Dormagen/Zons. Wer standesamtlich sein Jawort geben möchte, hat die Wahl zwischen zwei Orten: das historische Rathaus in der Innenstadt oder das Kaminzimmer im Kreismuseum in Zons. Beide Plätze haben ihre Vorzüge. Von Margarethe Pluta

Romantische Gassen, ein Schlosspark, der zum Träumen einlädt, und Gastronomieangebote so weit das Auge reicht – das sind sicherlich nur einige Vorzüge der ehemaligen Zollfeste Zons. Für angehende Ehepaare sind es aber vielleicht gerade diese Dinge, die eine Rolle spielen, wenn es heißt: historisches Rathaus oder Kaminzimmer im Kreismuseum? An beiden Orten kann standesamtlich geheiratet werden. Und beide haben ihre Vorzüge, wie die fünf Dormagener Standesbeamtinnen betonen.

Im historischen Rathaus sorgen allerdings zunächst die Zimmerbezeichnungen für Verwirrung. Wo werden denn nun Paare getraut – im kleinen oder im großen Trauzimmer? Die Standesbeamtin Elke Naukeck kennt die Antwort: "In der Regel trauen wir Paare im kleinen Trauzimmer, in das bestimmt 30 Personen passen. Es ist also gar nicht so klein", sagt sie. Das große Trauzimmer wäre bisher gerade Mal für drei Hochzeiten genutzt worden. "Es ist einfach zu groß und mit der Theke in der Mitte auch nicht gerade romantisch", ergänzt Naujecks Kollegin Christine Cremer. Das kleine Trauzimmer mit Blick auf den zwischen den beiden Rathäusern gelegenen Park sei da schon ganz anders. Geschmückt ist der Raum mit Blumengestecken, die farblich auf die weinroten Stühle abgestimmt sind. Ziemlich zentral steht dort der große Holzschreibtisch, an dem die Standesbeamtin und das Brautpaar Platz nehmen. Getraut wird dort grundsätzlich nur vormittags – montags bis mittwochs und freitags ohne Zusatzkosten, donnerstags und samstags fallen 66 Euro zusätzlich zu den fälligen Gebühren an.
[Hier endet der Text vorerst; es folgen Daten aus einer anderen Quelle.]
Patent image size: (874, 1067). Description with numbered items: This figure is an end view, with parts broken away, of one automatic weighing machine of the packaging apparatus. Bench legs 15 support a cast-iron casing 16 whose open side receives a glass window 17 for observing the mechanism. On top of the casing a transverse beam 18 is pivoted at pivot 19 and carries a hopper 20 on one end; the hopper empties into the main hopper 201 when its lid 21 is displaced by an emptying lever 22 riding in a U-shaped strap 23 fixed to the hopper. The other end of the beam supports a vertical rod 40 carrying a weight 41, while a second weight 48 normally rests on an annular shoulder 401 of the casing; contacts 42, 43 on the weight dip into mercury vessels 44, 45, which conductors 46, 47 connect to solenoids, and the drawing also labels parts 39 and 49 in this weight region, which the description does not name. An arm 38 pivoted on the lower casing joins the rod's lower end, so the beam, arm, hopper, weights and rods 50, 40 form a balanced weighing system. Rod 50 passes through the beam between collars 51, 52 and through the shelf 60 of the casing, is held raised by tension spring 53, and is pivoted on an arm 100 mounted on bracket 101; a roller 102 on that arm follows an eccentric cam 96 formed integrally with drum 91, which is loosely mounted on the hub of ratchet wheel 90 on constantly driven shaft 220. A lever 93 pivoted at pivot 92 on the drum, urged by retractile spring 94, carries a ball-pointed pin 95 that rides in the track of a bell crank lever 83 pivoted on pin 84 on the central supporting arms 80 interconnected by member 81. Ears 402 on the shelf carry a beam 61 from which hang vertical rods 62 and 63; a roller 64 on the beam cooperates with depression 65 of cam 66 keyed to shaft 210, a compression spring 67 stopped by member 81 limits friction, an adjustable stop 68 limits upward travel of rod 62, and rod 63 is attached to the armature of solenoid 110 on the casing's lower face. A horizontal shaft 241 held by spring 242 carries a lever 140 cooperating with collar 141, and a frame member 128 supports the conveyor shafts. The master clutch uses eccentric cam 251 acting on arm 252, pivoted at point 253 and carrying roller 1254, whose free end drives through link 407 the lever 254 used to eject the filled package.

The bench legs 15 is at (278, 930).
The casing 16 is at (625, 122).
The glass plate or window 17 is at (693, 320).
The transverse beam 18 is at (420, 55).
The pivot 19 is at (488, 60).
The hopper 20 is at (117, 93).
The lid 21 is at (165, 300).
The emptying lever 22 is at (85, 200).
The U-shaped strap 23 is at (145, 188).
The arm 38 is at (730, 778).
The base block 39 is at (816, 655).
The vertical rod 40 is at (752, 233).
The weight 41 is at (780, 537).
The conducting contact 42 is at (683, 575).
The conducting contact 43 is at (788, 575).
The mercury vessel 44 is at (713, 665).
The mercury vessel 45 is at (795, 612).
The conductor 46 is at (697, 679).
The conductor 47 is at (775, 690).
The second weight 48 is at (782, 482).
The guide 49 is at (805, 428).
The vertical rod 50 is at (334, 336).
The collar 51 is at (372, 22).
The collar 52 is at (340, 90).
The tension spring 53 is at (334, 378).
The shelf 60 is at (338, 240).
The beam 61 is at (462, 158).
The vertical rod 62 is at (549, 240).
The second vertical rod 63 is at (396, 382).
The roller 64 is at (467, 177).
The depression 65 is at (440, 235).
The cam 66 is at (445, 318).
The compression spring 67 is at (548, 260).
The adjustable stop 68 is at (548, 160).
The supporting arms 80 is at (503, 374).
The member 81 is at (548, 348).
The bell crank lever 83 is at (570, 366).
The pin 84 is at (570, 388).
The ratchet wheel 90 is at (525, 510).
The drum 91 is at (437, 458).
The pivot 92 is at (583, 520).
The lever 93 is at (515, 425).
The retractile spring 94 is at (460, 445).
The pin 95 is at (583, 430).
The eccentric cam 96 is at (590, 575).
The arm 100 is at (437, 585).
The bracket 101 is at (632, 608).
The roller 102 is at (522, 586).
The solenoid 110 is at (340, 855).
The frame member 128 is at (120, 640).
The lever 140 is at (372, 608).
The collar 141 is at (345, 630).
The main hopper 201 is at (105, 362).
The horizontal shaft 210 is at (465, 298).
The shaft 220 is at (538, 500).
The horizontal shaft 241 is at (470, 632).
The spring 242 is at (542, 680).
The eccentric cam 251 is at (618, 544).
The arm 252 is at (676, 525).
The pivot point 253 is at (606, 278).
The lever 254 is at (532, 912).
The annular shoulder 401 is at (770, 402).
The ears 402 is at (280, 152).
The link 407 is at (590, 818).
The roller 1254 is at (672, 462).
Noch etwas teurer ist es, sich im Kaminzimmer des Kreismuseums trauen zu lassen. Dort werden auf die 66 Euro noch die Kreisgebühren erhoben. "Die betragen 75 Euro, so dass eine Trauung in Zons 141 Euro zusätzlich kostet", erklärt Elke Naujeck. Und noch etwas beschränkt die Heiratswilligen, die in der Zollfeste heiraten möchten. Es gibt nämlich nur drei Termine im Jahr, an denen das möglich ist. In diesem Jahr sind es diese drei Samstage: 8. Mai, 4. September und 4. Dezember. Alle drei Termine seien laut den Standesbeamtinnen noch nicht ausgebucht. Wer also vor historischer Kulisse, mit einem beeindruckenden – aber nicht funktionierenden – Kamin im Rücken und mit Blick auf den Schlosspark heiraten möchte, hat noch Zeit, sich beim Standesamt zu melden.

Geschichtsträchtig und vom Ambiente her nicht zu unterschätzen ist auch das alte Rathaus, das in diesem Jahr auf sein 100-Jähriges Bestehen zurückblicken kann. "Hier sind vor allem die Treppe vor dem Rathaus und der Park mit dem Brunnen beliebte Fotomotive", sagt die Standesbeamtin Anita Riemer, die – wie ihre Kolleginnen – sich nicht festlegen möchte, welcher Ort zum Heiraten der schönere ist. "Sowohl das historische Rathaus als auch das Kaminzimmer haben ihren Charme", meint sie.